La batalla fue corta y acabó en una derrota por ambas partes, lo que llevó  a nuestros líderes a un acuerdo (seguramente pactado desde hacía mucho tiempo pero oculto en un cajón esperando al momento idóneo) que nos convertía a todos en iguales mediante la eliminación total de dinero, libertades y posesiones. Y sí, he dicho NOS sin que el ELLOS entrase en la ecuación.

La seguridad personal pasó a ser lo más importante, olvidando el resto de problemas o escándalos del pasado cercano, y eso por supuesto nos calló la boca. Daba igual todo lo demás, porque habíamos probado las mieles de la batalla y ninguno queríamos volver a tenerla en nuestro pan; o al menos en el que nos permitieran comprar.

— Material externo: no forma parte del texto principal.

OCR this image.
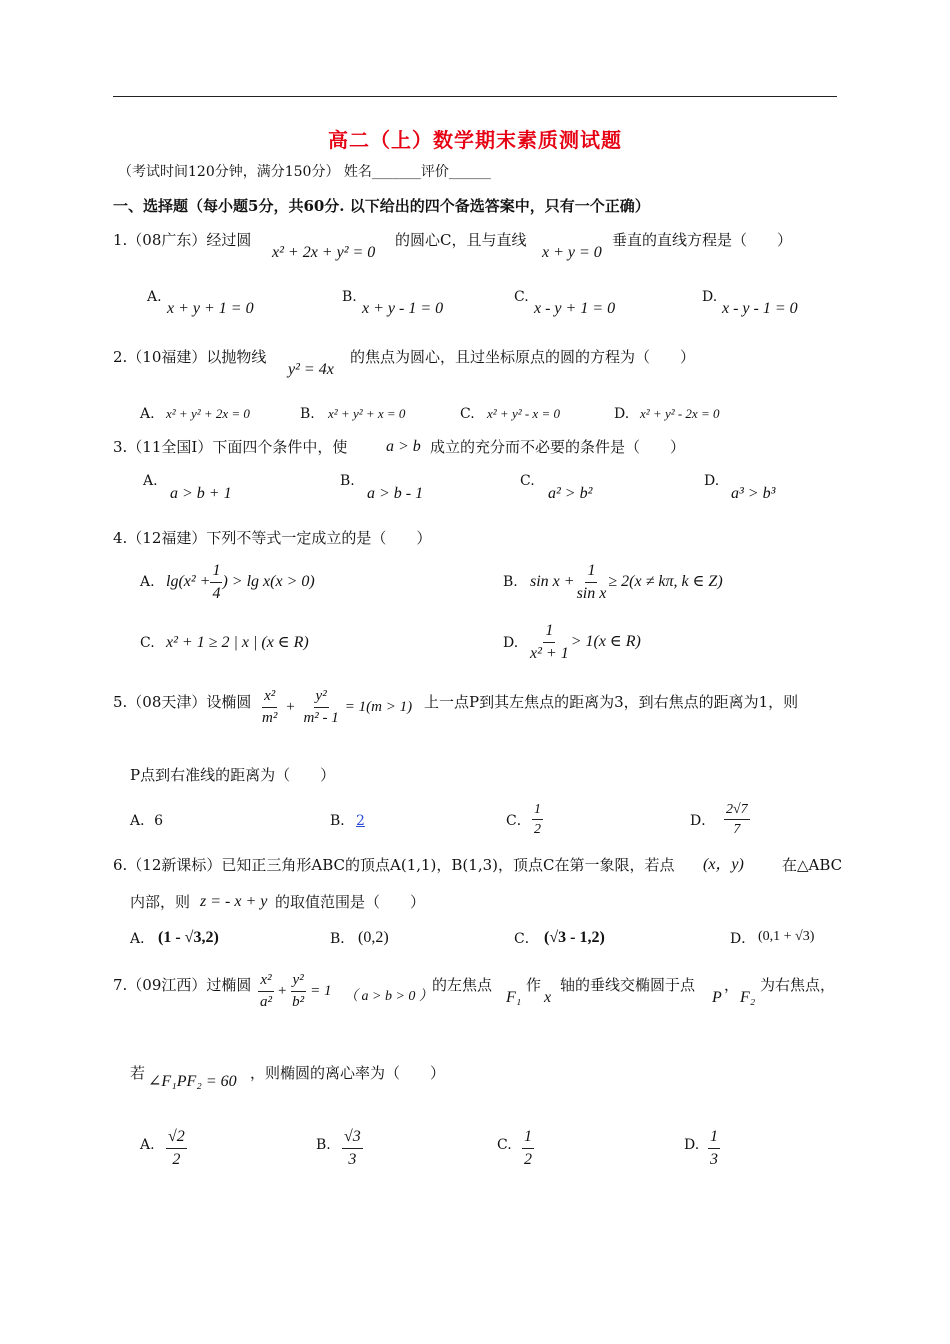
高二（上）数学期末素质测试题
（考试时间120分钟，满分150分） 姓名_______评价______
一、选择题（每小题5分，共60分. 以下给出的四个备选答案中，只有一个正确）
1.（08广东）经过圆
x² + 2x + y² = 0
的圆心C，且与直线
x + y = 0
垂直的直线方程是（　　）
A.
x + y + 1 = 0
B.
x + y - 1 = 0
C.
x - y + 1 = 0
D.
x - y - 1 = 0
2.（10福建）以抛物线
y² = 4x
的焦点为圆心，且过坐标原点的圆的方程为（　　）
A. x² + y² + 2x = 0	B. x² + y² + x = 0	C. x² + y² - x = 0	D. x² + y² - 2x = 0
3.（11全国Ⅰ）下面四个条件中，使 a > b 成立的充分而不必要的条件是（　　）
A.
a > b + 1
B.
a > b - 1
C.
a² > b²
D.
a³ > b³
4.（12福建）下列不等式一定成立的是（　　）
A. $\lg(x^2 + \frac{1}{4}$ ) > lg x(x > 0)	B. $\sin x + \frac{1}{\text{sin x}} \ge 2(x \ne k\pi$, k ∈ Z)
C. x² + 1 ≥ 2 | x | (x ∈ R)	D. $\frac{1}{\text{x² + 1}} > 1(x$ ∈ R)
5.（08天津）设椭圆 $\frac{\text{x²}}{\text{m²}} + \frac{\text{y²}}{\text{m² - 1}} = 1(m > 1)$ 上一点P到其左焦点的距离为3，到右焦点的距离为1，则
P点到右准线的距离为（　　）
A．6	B． 2	C． $\frac{1}{2}$	D． $\frac{2√7}{7}$
6.（12新课标）已知正三角形ABC的顶点A(1,1)，B(1,3)，顶点C在第一象限，若点 (x，y)	在△ABC
内部，则 z = - x + y 的取值范围是（　　）
A． (1 - √3,2)	B． (0,2)	C． (√3 - 1,2)	D． (0,1 + √3)
7.（09江西）过椭圆 $\frac{\text{x²}}{\text{a²}} + \frac{\text{y²}}{\text{b²}} = 1$ （ a > b > 0 ）
的左焦点
F₁
作
x
轴的垂线交椭圆于点
P
，
F₂
为右焦点，
若 ∠F₁PF₂ = 60 ，则椭圆的离心率为（　　）
A. $\frac{√2}{2}$	B. $\frac{√3}{3}$	C. $\frac{1}{2}$	D. $\frac{1}{3}$
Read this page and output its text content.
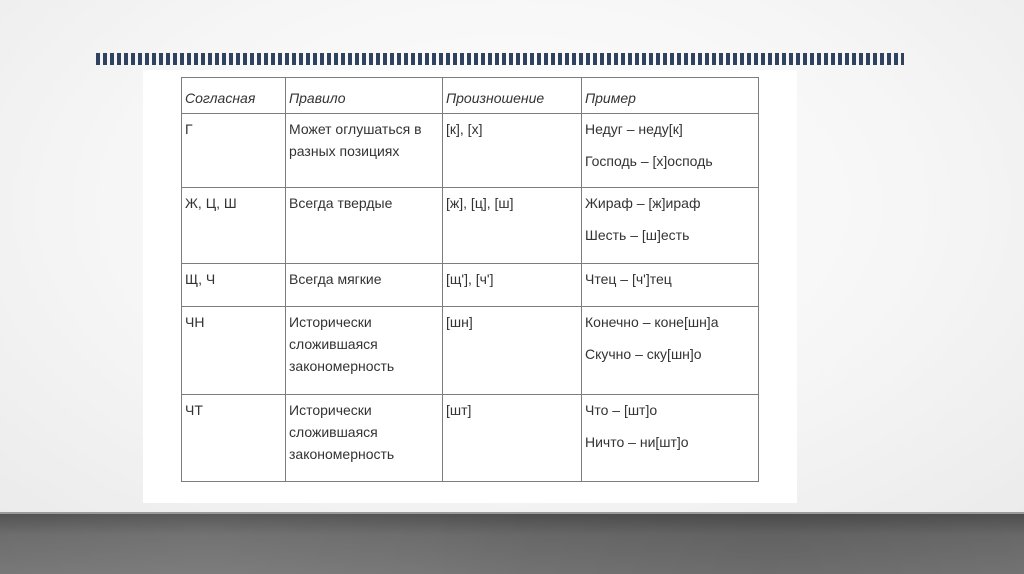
Согласная	Правило	Произношение	Пример
Г	Может оглушаться в разных позициях	[к], [х]	Недуг – неду[к]
Господь – [х]осподь

Ж, Ц, Ш	Всегда твердые	[ж], [ц], [ш]	Жираф – [ж]ираф
Шесть – [ш]есть

Щ, Ч	Всегда мягкие	[щ'], [ч']	Чтец – [ч']тец

ЧН	Исторически сложившаяся закономерность	[шн]	Конечно – коне[шн]а
Скучно – ску[шн]о

ЧТ	Исторически сложившаяся закономерность	[шт]	Что – [шт]о
Ничто – ни[шт]о
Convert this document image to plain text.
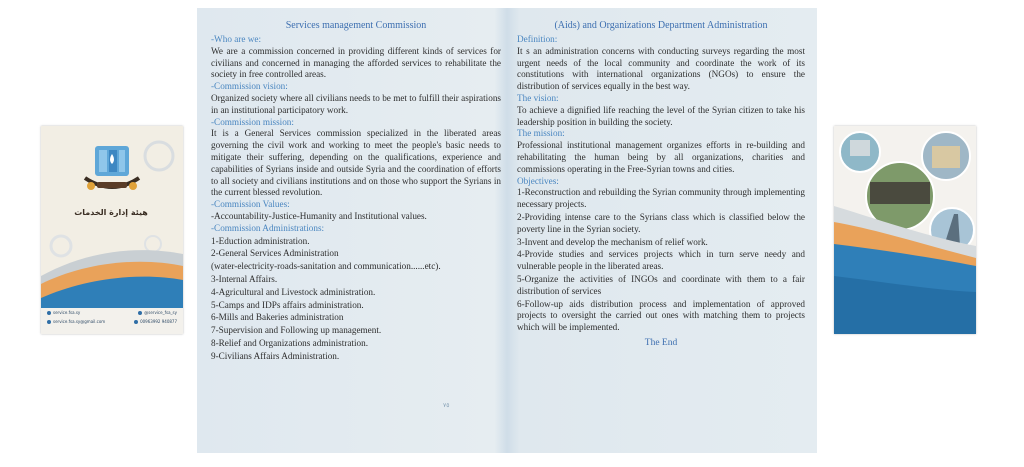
هيئة إدارة الخدمات
service.fsa.sy	@service_fsa_sy
service.fsa.sy@gmail.com	00963992 940877
Services management Commission
-Who are we:
We are a commission concerned in providing different kinds of services for civilians and concerned in managing the afforded services to rehabilitate the society in free controlled areas.
-Commission vision:
Organized society where all civilians needs to be met to fulfill their aspirations in an institutional participatory work.
-Commission mission:
It is a General Services commission specialized in the liberated areas governing the civil work and working to meet the people's basic needs to mitigate their suffering, depending on the qualifications, experience and capabilities of Syrians inside and outside Syria and the coordination of efforts to all society and civilians institutions and on those who support the Syrians in the current blessed revolution.
-Commission Values:
-Accountability-Justice-Humanity and Institutional values.
-Commission Administrations:
1-Eduction administration.
2-General Services Administration
(water-electricity-roads-sanitation and communication......etc).
3-Internal Affairs.
4-Agricultural and Livestock administration.
5-Camps and IDPs affairs administration.
6-Mills and Bakeries administration
7-Supervision and Following up management.
8-Relief and Organizations administration.
9-Civilians Affairs Administration.
٧٥
(Aids) and Organizations Department Administration
Definition:
It s an administration concerns with conducting surveys regarding the most urgent needs of the local community and coordinate the work of its constitutions with international organizations (NGOs) to ensure the distribution of services equally in the best way.
The vision:
To achieve a dignified life reaching the level of the Syrian citizen to take his leadership position in building the society.
The mission:
Professional institutional management organizes efforts in re-building and rehabilitating the human being by all organizations, charities and commissions operating in the Free-Syrian towns and cities.
Objectives:
1-Reconstruction and rebuilding the Syrian community through implementing necessary projects.
2-Providing intense care to the Syrians class which is classified below the poverty line in the Syrian society.
3-Invent and develop the mechanism of relief work.
4-Provide studies and services projects which in turn serve needy and vulnerable people in the liberated areas.
5-Organize the activities of INGOs and coordinate with them to a fair distribution of services
6-Follow-up aids distribution process and implementation of approved projects to oversight the carried out ones with matching them to projects which will be implemented.
The End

Nadie, nunca, se quejó. Nadie, jamás, recordó dónde había empezado todo o las terribles cosas que aquellos que nos dosificaban la vida habían perpetrado, pues el miedo y la inseguridad, la perdida de religión y libertades occidentales, nos dejó a todos mudos. Ciegos y sordos llevábamos mucho tiempo atrás.

Todo esto lo sabía en mi sueño, como también sabía que podría haber hecho algo, que todos podríamos haber hecho algo, pero no lo hicimos. La seguridad moral y el hastío habían devorado nuestras piernas y brazos impidiéndonos ser algo más que un simple mueble que mover de un lado al otro, y cuando estas cosas pasan el final únicamente puede ser uno: la paz con sabor a derrota y pobreza.

Desperté y miré el calendario del salón antes de sacar al perrete, situándome de nuevo en 2021, y entonces miré a mi adormilada mascota mientras volvía a lamerse la pija y me dije: los animales y las personas, en el fondo, somos iguales a la hora de afrontar la vida.